I like the way that the feminist themes are handled in "Lessons in Chemistry." The point of Elizabeth's story often comes down to resilience rather than empowerment. She has to learn to overcome failure and disappointment over and over again, and almost none of the injustices she suffers are ever fixed. Few of the bad actors see bad consequences. Instead, the show has several twists and turns as Elizabeth explores alternate paths to success, paths that take us to some unexpected places. Elizabeth's story is also paralleled by others - her neighbor Harriet (Aja Naomi King) is a black woman trying to save the neighborhood from being destroyed by a highway project, and a young relative of Elizabeth's named Mad (Alice Halsey) tries to find information about her father, an orphan with a mysterious past.
Because the show is more didactic, "Lessons in Chemistry" is not as easy a watch as "The Queen's Gambit." The characters are also less complex and the plot beats are more familiar. Frankly, it got tiresome watching actors like Rainn Wilson and Andy Daly show up to scold Elizabeth for being unreasonable while twirling their metaphorical mustaches. When the show is about more personal matters, it's more watchable. Brie Larson's performance as Elizabeth Zott is very good, adroitly mixing familiar undersocialized nerd and "science girl" tropes with enough vulnerability to keep us on her side. In a different kind of show, her self-righteousness and know-it-all attitude might come off as grating, but when her wins are so few and far between, she comes off as terribly brave instead. And while Elizabeth talks like a dictionary, her feelings are very human, and she takes crushing defeats like anybody would. She and Lewis Pullman's lovable Calvin have the best scenes together, making connections over scientific discourse, and navigating gender politics like explorers charting new territory.

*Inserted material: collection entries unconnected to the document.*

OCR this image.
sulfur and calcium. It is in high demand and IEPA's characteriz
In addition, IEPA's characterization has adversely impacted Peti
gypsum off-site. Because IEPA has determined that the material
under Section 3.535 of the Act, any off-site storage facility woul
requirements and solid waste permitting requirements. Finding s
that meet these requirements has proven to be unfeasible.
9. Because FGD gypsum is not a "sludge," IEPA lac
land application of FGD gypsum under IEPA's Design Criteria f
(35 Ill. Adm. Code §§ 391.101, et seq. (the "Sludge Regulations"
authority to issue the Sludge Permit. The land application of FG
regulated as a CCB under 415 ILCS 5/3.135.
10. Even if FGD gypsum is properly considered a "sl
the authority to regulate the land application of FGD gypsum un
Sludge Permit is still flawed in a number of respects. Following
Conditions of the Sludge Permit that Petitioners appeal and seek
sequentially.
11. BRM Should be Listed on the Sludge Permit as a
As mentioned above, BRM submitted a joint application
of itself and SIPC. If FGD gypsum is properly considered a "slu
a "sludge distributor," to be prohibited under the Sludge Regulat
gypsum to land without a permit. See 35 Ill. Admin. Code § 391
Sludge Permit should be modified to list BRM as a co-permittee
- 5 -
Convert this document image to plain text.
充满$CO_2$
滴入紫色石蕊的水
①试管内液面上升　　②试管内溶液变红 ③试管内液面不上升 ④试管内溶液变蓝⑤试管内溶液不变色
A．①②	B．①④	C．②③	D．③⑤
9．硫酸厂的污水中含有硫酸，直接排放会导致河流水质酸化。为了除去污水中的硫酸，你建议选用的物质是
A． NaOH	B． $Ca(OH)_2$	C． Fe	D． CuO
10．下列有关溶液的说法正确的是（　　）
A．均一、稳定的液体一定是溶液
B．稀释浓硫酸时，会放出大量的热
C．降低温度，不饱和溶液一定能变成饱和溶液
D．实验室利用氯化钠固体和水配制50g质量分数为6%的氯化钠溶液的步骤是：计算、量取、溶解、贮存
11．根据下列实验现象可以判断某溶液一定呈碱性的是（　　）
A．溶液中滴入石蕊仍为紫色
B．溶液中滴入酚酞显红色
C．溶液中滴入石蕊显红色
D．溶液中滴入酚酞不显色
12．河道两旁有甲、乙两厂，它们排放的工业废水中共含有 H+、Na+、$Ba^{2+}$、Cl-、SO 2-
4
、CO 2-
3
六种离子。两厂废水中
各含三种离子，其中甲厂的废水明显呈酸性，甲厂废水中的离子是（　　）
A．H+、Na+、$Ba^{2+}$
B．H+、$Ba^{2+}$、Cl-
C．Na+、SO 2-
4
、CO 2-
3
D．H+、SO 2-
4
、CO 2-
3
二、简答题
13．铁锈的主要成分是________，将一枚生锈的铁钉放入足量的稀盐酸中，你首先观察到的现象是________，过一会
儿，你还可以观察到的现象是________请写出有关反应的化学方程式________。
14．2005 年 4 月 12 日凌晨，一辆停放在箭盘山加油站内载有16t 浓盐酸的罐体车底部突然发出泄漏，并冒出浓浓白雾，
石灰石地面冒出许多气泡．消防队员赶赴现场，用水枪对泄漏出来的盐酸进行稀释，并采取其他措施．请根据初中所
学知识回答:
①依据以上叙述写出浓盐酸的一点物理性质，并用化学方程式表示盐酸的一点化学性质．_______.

Like all of Apple TV+'s prestige projects, "Lessons in Chemistry" has high production values and significant talent involved. I'm especially glad to see Larson in a role making good use of her talents after a couple of rough projects. Aja Naomi King is also a highlight, and I'm glad that the series kept Harriet in the spotlight for so much of the running time. If this show gets a follow-up, it should definitely be focused on her political and/or legal career. If there's anything that "Lessons in Chemistry" does better than "The Queen's Gambit," it's that it makes the narrative space to do better by its non-white characters. I admire the ambition of the show's creators, even when the execution is iffy, and I'll keep an eye out for whatever they do next.